Per fortuna, tra questi ci sono anche dei buoni compagni. Alcuni batteri, i Leuconostoc e i Lactobacillus, già presenti nel vino, quasi all’improvviso si riattivano, grazie al concorrere di alcune condizioni ideali. Un tempo, queste condizioni ideali di temperatura, concentrazione di batteri lattei, livello di anidride solforosa e così via erano un terno al lotto. Oggi, per fortuna, è possibile intervenire con colture batteriche coltivate ad hoc, per esempio.

Questa fermentazione è indispensabile se si vuole ottenere vini più equilibrati e morbidi, dal carattere persistente di corpo.

PRONTI, VIA!

A questo punto, i vini rossi di pronto consumo sono quasi pronti. In un tempo relativamente breve i torbidi si depositeranno e un giusto equilibrio è ormai raggiunto. Altri vini più pregiati sono invece messi in botti di legno, subito dopo la malolattica. Altri ancora sono messi in barrique appena finita la fermentazione alcolica, ancora torbidi, per fare la malolattica direttamente nel legno. Una volta terminato il processo di maturazione in botte e poi in bottiglia, ecco il nostro vino rosso pronto da stappare.


LE STELLE ROSSE DEL FIRMAMENTO ITALIANO

I più importanti vini rossi italiani sono tutti presenti sul nostro catalogo di vendita online.

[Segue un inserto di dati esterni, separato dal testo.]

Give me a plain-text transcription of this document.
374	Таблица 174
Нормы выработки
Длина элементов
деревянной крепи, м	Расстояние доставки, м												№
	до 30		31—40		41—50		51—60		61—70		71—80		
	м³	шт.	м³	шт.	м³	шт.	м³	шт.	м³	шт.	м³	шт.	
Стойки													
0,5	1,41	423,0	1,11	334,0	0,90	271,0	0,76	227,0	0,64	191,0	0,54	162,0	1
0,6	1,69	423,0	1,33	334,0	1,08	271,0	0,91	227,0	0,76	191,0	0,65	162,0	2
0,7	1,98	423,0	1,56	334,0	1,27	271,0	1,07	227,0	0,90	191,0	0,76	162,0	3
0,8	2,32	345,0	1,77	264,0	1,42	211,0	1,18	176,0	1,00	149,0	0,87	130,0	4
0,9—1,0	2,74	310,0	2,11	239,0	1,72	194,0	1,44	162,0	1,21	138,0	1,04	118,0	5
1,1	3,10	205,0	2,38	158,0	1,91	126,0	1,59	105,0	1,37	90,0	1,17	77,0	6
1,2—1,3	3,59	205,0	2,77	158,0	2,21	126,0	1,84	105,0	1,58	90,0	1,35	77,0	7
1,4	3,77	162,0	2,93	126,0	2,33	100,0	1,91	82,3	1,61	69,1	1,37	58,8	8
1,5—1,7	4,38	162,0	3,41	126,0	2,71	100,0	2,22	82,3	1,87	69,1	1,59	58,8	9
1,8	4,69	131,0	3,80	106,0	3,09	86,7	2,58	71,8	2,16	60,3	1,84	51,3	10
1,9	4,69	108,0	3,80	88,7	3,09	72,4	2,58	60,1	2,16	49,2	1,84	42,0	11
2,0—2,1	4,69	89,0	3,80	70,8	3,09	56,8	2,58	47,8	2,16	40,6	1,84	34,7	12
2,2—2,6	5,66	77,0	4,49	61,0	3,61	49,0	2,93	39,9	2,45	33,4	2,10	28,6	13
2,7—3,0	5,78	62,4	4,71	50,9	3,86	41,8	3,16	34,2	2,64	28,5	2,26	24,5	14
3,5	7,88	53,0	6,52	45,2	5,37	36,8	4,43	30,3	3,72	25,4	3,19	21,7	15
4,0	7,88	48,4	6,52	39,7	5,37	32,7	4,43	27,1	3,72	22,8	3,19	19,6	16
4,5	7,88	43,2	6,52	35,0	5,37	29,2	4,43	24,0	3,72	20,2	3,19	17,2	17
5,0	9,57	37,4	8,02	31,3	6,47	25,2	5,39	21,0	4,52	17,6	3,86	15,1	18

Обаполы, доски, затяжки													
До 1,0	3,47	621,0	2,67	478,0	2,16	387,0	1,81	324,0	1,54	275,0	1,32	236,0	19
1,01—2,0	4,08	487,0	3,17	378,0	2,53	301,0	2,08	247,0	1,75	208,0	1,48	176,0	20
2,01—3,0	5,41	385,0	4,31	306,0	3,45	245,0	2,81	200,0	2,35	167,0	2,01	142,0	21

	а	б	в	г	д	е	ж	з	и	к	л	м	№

Ma diamo un veloce sguardo su quei nomi che fanno sognare ogni appassionato e intenditore.

Partiamo dal Nord e proseguiamo scendendo lungo lo Stivale.

E, partendo dalla vetta (in tutti i sensi!) impossibile non citare per primo il Nebbiolo, il vitigno che origina il re dei vini e il vino dei re, Sua Maestà il Barolo. Non è l’unico grande vino prodotto da quest’uva. Come dimenticare il Barbaresco, altro mito delle Langhe, o i vini tra Vercelli e Biella come il Gattinara.

Il Nebbiolo vive bene anche in Valtellina, dove produce grandi rossi come lo Sforzato

Non si può però uscire dal Nord Italia senza citare per lo meno il Barbera, vitigno molto compagnone e amichevole, capace di adattarsi in tante zone diverse, dal Piemonte all’Oltrepò Pavese, offrendo sempre un volto diverso, una nuova esperienza.

Teroldego e Lagrein, che spopolano in Trentino Alto Adige, offrono una nuova dimensione del rosso.

Veneto uguale Amarone, certo, ma anche Valpolicella. È il regno delle uve Corvina, Rondinella e Molinara, da cui si ottengono rossi più beverini o più strutturati a seconda della tecnica e della zona.

Scendiamo un attimo e finiamo in Emilia. Qui, inutile dirlo, domina il Lambrusco, frizzante, gioviale, allegro, buono per ogni occasione in compagnia.

Toscana, la regione che da sempre contende al Piemonte il primo posto sul podio. Chianti Classico DOCG, Brunello di Montalcino, Nobile di Montepulciano, Morellino di Scansano … Tutti vini grandi e meravigliosi, che nascono dal medesimo vitigno, il Sangiovese.

Ma scendiamo ancora e stringiamo la mano al Montepulciano, l’uva rossa più diffusa in Marche e Abruzzo, mentre nel tacco d’Italia, in Puglia, prosperano il Primitivo e il Negroamaro.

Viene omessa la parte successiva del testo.